日ごとに失われているメディアへの信頼

そもそも兵庫県の斎藤知事を巡る、様々な問題や疑惑を巡る報道では、テレビや新聞などの既存メディアは、兵庫県民や同県の有権者のみならず多くの国民の信頼を大きく失うことになってしまった。もちろんそうした既存メディアの報道を信頼しそれを支持する多くの国民や有権者がいることも間違いない。

筆者が指摘したいのは、かつてのように既存メディアが情報源として大多数の信頼を得ることができなくなってしまっている、という現実なのだ。そしてそうした「信頼」は、どうやら日を追うごとに失われつつあるというのが実情だろう。

そしてそのことは、前述したPR会社代表を巡る公職選挙法違反疑惑に関しての一連の報道を見ても明らかだ。

「note」の記事だけで断定できるのか

そもそもこの疑惑に関して言えば、斎藤知事が当選を決めた直後、斎藤陣営にあってボランティアスタッフとして活動する一方、対価を受け取る形で一部業務を請け負っていたPR会社の代表が、インターネットの投稿サイト「note」に、選挙戦の裏舞台を綴った記事を投稿したことが発端となった。

この記事の中でPR会社代表は、「ご本人(筆者注、斎藤氏)は私の提案を真剣に聞いてくださり、広報全般を任せていただくことになりました」と記述した上で、斎藤知事の公式SNSについて「私が監修者として、運用戦略立案、アカウントの立ち上げ、プロフィール作成、コンテンツ企画、文章フォーマット設計、情報選定、校正・推敲すいこうフローの確立、ファクトチェック体制の強化、プライバシーへの配慮などを責任を持って行い、信頼できる少数精鋭のチームで協力しながら運用していました」と書き綴ったのである。

総務省がまとめた、インターネット選挙運動解禁を受けて改正を見た公職選挙法のガイドラインによれば、報酬を受けた業者が主体的・裁量的に選挙運動の企画立案を行った場合には買収となる恐れが高い、としている。

このガイドラインに従うならば、前述の記述がもし仮に事実だとしたならば公職選挙法に抵触する可能性が出てくる、という指摘もわからなくもない。
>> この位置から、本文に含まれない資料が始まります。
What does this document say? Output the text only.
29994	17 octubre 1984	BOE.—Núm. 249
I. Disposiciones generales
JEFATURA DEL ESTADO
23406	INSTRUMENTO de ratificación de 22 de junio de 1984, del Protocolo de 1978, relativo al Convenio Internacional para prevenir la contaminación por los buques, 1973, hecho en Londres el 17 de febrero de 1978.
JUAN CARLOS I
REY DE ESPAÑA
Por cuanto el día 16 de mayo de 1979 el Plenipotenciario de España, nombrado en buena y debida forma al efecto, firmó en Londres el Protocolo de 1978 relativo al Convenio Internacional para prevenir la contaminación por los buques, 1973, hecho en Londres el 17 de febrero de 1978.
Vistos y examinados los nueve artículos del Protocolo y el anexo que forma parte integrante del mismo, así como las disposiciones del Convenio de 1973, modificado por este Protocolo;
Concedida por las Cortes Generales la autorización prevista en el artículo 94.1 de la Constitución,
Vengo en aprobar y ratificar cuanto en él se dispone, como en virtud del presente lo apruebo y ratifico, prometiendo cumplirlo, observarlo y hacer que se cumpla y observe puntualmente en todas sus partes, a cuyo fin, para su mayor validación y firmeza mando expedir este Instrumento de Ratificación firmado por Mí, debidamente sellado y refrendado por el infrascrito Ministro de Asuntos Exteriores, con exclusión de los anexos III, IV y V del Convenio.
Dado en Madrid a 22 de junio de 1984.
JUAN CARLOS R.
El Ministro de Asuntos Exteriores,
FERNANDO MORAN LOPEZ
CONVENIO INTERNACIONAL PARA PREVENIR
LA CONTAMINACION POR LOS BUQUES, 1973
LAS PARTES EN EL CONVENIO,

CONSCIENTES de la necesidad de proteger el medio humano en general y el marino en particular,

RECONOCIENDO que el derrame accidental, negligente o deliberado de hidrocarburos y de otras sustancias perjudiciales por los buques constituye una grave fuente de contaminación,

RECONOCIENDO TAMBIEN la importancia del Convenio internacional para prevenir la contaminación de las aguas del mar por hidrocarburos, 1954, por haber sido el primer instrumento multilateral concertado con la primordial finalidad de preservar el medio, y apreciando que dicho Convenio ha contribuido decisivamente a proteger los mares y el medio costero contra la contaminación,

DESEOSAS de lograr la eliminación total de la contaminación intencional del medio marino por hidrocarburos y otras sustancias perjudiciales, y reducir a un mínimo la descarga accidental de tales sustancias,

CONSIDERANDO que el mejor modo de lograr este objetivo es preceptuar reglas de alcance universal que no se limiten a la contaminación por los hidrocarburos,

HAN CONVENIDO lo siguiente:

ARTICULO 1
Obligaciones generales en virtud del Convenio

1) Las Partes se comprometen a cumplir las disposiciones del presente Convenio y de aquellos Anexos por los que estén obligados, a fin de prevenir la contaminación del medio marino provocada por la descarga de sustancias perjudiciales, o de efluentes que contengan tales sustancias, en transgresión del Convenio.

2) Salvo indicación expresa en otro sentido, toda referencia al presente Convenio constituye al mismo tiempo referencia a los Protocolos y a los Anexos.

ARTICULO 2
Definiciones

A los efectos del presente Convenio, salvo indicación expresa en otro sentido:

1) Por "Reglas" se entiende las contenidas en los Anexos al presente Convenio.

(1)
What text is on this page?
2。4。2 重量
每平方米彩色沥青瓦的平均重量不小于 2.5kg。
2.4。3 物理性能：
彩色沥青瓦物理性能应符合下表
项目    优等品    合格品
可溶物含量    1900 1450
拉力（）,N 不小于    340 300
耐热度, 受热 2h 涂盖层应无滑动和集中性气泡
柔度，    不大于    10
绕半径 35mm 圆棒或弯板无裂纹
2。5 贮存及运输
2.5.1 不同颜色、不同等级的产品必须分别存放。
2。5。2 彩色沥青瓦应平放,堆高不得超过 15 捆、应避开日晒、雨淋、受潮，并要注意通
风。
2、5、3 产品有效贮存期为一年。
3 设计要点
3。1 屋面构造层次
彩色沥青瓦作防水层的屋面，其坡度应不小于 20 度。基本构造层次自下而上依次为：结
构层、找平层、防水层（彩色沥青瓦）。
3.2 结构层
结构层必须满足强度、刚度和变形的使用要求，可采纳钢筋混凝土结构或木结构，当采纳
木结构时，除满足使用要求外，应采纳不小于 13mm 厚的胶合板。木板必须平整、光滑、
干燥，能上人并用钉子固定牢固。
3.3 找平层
しかし果たしてPR会社代表のいう「監修者」とは、実際のところ斎藤陣営の中でいったいどのような役割を果たしたのか。その「監修者」の定義づけがあいまいなため、前述のガイドラインが言うところの「主体的・裁量的に選挙運動の企画立案を行った場合」に該当するのかどうか、この「note」の記事だけで断定することは絶対にできないはずだ。